The vessel remained in Japanese waters until departing Yokohama on 4 December for Guam. Arriving at Apra Harbor on the 8th, PC--1180 stayed at Guam until 9 January 1946, when she got underway and proceeded via Ulithi to Yap in the Caroline Islands. Returning to Apra Harbor on 24 January, she stayed in port until 9 February, when she sailed for the Marshalls.
Reaching Majuro on 15 February, she put to sea three days later on an air-sea rescue patrol station off Dalap Island, Majuro Atoll. She conducted two such air-sea rescue patrols, one in late February and one in March, before she returned to Guam on 25 March. In company with PC--1086, PC-1180 sailed for the United States on 10 May 1946, bound for Astoria, Oreg., via Eniwetok, Johnston Island, and Pearl Harbor.

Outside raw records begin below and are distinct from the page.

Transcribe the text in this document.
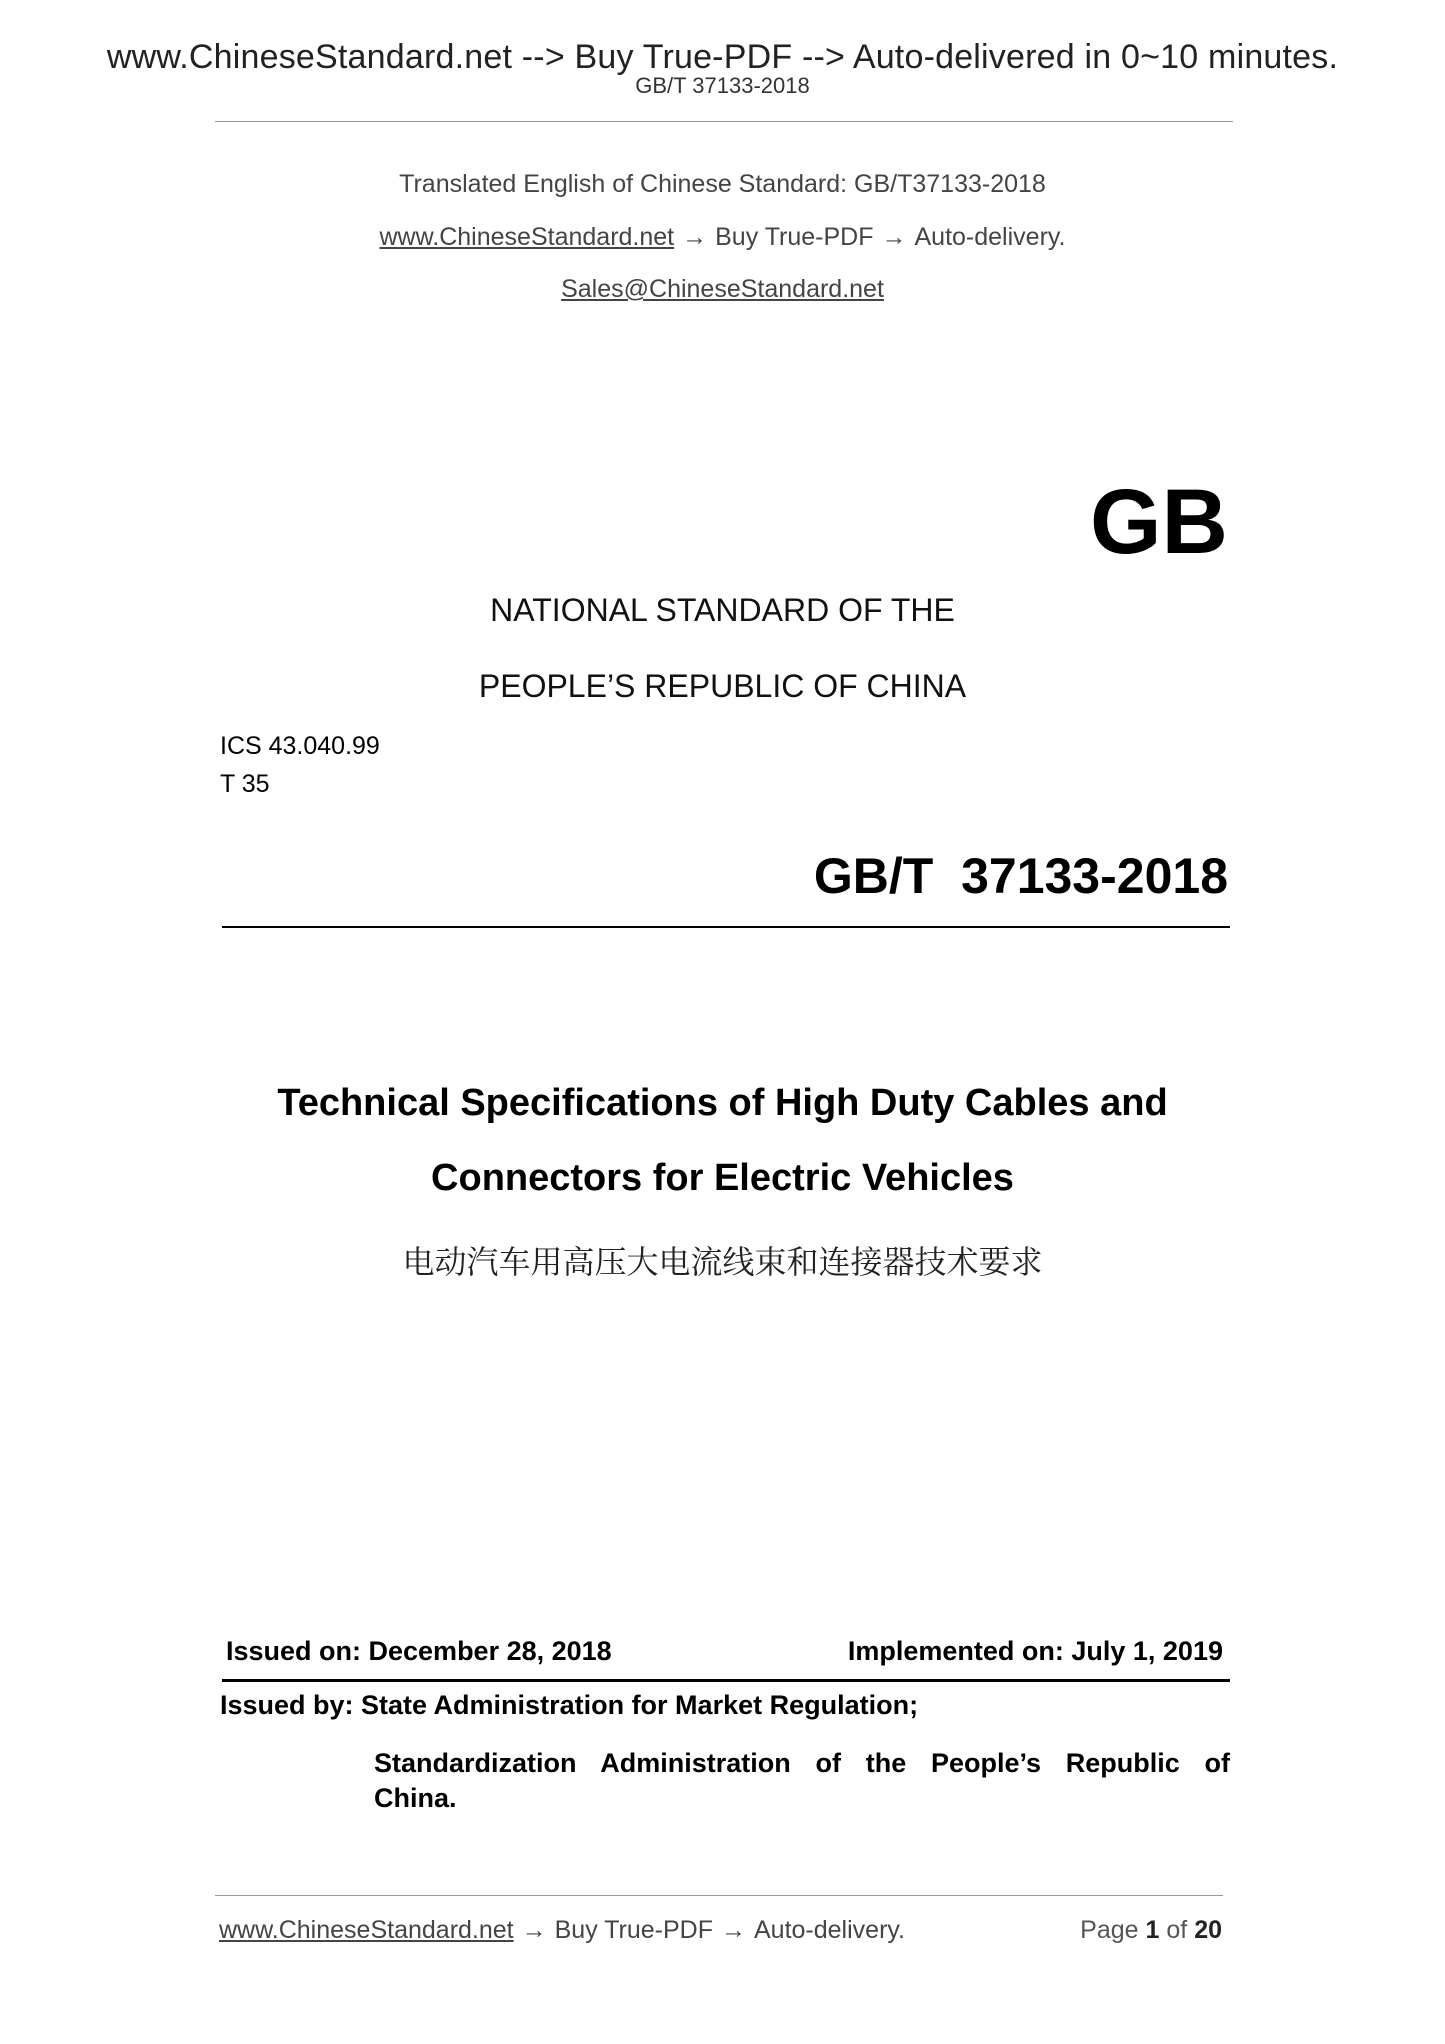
www.ChineseStandard.net --> Buy True-PDF --> Auto-delivered in 0~10 minutes.
GB/T 37133-2018
Translated English of Chinese Standard: GB/T37133-2018
www.ChineseStandard.net → Buy True-PDF → Auto-delivery.
Sales@ChineseStandard.net
GB
NATIONAL STANDARD OF THE
PEOPLE’S REPUBLIC OF CHINA
ICS 43.040.99
T 35
GB/T  37133-2018
Technical Specifications of High Duty Cables and
Connectors for Electric Vehicles
电动汽车用高压大电流线束和连接器技术要求
Issued on: December 28, 2018	Implemented on: July 1, 2019
Issued by: State Administration for Market Regulation;
Standardization Administration of the People’s Republic of
China.
www.ChineseStandard.net → Buy True-PDF → Auto-delivery.	Page 1 of 20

Making port at Astoria on 6 June 1946, the subchaser initially anchored in the Columbia River before shifting to Swan Island at Portland, Oreg., on the 11th and, soon thereafter, to the conversion dock of the Willamette Iron and Steel Co. to prepare for decommissioning.
Decommissioned at the Willamette Iron and Steel Co. on 15 November 1946, PC--1180 was berthed with the Columbia River Group of the Pacific Reserve Fleet. While she was laid up, the patrol vessel was named Woodstock on 15 February 1956.
Struck from the Navy list on 1 July 1960, Woodstock was subsequently sold for scrap in 1961.
PC--1180 received two battle stars for her World War II service.